Wien. Können Vertretungsärzte in Ordinationen zu „Dienstnehmern wider Willen“ werden? Darum ging es kürzlich in einem Artikel in der „Presse“. Anlass war eine Entscheidung des Verwaltungsgerichtshofs, wonach in jedem Einzelfall zu prüfen ist, ob nach dem Gesamtbild der Tätigkeit Merkmale der Selbstständigkeit oder der Unselbstständigkeit überwiegen (2011/15/0122).
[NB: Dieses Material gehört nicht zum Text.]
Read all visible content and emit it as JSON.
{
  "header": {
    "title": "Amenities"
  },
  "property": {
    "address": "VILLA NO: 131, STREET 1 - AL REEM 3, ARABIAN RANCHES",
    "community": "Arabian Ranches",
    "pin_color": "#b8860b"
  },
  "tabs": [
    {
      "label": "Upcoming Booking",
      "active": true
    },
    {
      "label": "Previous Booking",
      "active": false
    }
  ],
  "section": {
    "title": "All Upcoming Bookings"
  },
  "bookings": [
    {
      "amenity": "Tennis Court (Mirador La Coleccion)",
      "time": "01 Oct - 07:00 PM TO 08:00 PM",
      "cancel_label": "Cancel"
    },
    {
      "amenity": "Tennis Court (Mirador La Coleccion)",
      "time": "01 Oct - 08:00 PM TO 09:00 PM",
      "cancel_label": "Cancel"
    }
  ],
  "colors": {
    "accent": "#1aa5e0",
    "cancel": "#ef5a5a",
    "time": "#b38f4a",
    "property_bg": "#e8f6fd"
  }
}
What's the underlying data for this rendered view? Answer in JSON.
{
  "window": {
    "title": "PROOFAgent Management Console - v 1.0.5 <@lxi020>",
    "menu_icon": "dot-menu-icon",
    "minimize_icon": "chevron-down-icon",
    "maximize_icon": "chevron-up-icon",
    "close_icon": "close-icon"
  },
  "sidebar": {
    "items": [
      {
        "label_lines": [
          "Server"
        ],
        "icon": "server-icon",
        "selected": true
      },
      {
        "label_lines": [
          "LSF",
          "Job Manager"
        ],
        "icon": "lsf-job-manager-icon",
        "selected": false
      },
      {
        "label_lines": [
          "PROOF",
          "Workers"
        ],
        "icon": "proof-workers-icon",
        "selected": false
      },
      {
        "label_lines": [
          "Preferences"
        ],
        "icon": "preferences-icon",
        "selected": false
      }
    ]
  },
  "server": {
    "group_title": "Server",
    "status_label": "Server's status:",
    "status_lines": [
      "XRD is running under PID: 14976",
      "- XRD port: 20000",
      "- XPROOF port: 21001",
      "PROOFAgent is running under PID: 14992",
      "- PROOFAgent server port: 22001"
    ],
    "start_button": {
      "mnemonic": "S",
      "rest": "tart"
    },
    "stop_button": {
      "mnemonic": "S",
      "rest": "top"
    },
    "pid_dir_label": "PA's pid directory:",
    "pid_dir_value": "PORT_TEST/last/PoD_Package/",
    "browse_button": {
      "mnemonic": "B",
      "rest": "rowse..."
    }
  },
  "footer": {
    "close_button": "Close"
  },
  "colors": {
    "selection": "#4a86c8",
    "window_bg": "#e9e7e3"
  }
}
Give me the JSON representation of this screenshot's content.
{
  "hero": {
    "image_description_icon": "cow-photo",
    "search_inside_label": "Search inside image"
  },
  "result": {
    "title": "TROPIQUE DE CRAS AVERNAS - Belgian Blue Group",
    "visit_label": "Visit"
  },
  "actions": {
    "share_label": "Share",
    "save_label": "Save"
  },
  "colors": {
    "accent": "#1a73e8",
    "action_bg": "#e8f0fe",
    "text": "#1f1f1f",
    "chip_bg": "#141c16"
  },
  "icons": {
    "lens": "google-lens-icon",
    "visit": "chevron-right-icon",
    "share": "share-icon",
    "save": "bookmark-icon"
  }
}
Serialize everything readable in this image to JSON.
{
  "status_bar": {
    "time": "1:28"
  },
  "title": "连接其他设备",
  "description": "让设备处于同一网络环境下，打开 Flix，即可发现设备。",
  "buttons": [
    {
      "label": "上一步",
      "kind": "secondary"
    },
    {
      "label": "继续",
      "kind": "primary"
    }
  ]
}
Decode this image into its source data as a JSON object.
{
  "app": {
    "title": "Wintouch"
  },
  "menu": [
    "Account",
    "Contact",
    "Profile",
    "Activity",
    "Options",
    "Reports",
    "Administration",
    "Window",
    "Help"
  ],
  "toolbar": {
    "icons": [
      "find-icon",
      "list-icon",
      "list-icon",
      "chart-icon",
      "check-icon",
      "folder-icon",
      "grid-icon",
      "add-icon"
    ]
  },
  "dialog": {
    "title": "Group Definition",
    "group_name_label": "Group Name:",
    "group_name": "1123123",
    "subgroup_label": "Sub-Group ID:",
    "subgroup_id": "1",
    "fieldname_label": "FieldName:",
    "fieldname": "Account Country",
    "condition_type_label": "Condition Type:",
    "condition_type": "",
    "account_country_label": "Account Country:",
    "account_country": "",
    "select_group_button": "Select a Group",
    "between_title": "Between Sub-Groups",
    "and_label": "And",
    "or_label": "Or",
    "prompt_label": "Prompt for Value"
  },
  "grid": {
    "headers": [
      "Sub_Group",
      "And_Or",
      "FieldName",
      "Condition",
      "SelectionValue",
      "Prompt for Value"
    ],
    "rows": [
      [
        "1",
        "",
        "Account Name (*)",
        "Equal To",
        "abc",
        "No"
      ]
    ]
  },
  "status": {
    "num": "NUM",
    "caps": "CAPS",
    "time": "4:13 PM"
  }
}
Ärzten, die fallweise eine Vertretung brauchen, macht das Sorgen – wegen der höheren Kosten im Fall einer Anstellung, vor allem aber, weil ein niedergelassener Arzt laut Ärztegesetz gar keinen anderen Mediziner in seiner Ordination anstellen darf. Dazu meldete sich nun der auf Medizinrecht spezialisierte Jurist Paul Kessler zu Wort. Er hält die Sorge, Ordinationsvertretungen könnten als Dienstnehmer qualifiziert werden, für weitgehend unbegründet – diese Tätigkeit werde wohl zu Recht als überwiegend freiberuflich angesehen. Die Judikatur zur Frage, ob Vertretungsärzte als Selbstständige oder als Dienstnehmer zu qualifizieren sind, reiche bis in die 80er-Jahre zurück. „Der VwGH sprach schon damals aus, dass der ärztlichen Tätigkeit ein hohes Maß an Selbstständigkeit innewohnt.“

Für die Qualifizierung als Arbeitnehmer komme es darauf an, ob der Vertretungsarzt an die Weisungen des Ordinationsinhabers gebunden ist. Der VwGH unterscheide zwei Arten der Weisungsbindung: eine persönliche – diese liege dann vor, „wenn der Ordinationsinhaber seinem Vertreter konkrete Arbeitsanweisungen gibt und er somit die Bestimmungsfreiheit des Vertreters weitgehend ausschaltet“. Und eine sachliche, durch die der Vertreter an gewisse organisatorische Rahmenbedingungen gebunden wird. „Da die Vertretungstätigkeit im Normalfall in Abwesenheit des Ordinationsinhabers erfolgt, wird eine persönliche Weisungsbindung nur in seltenen Ausnahmefällen vorliegen“, sagt Kessler. Dem Vertreter vorzuschreiben, wann er eine Vertretung übernehmen soll, sei aber zulässig. Ebenso dürfe der Inhaber Informationen und Berichte über Patienten und Untersuchungen verlangen.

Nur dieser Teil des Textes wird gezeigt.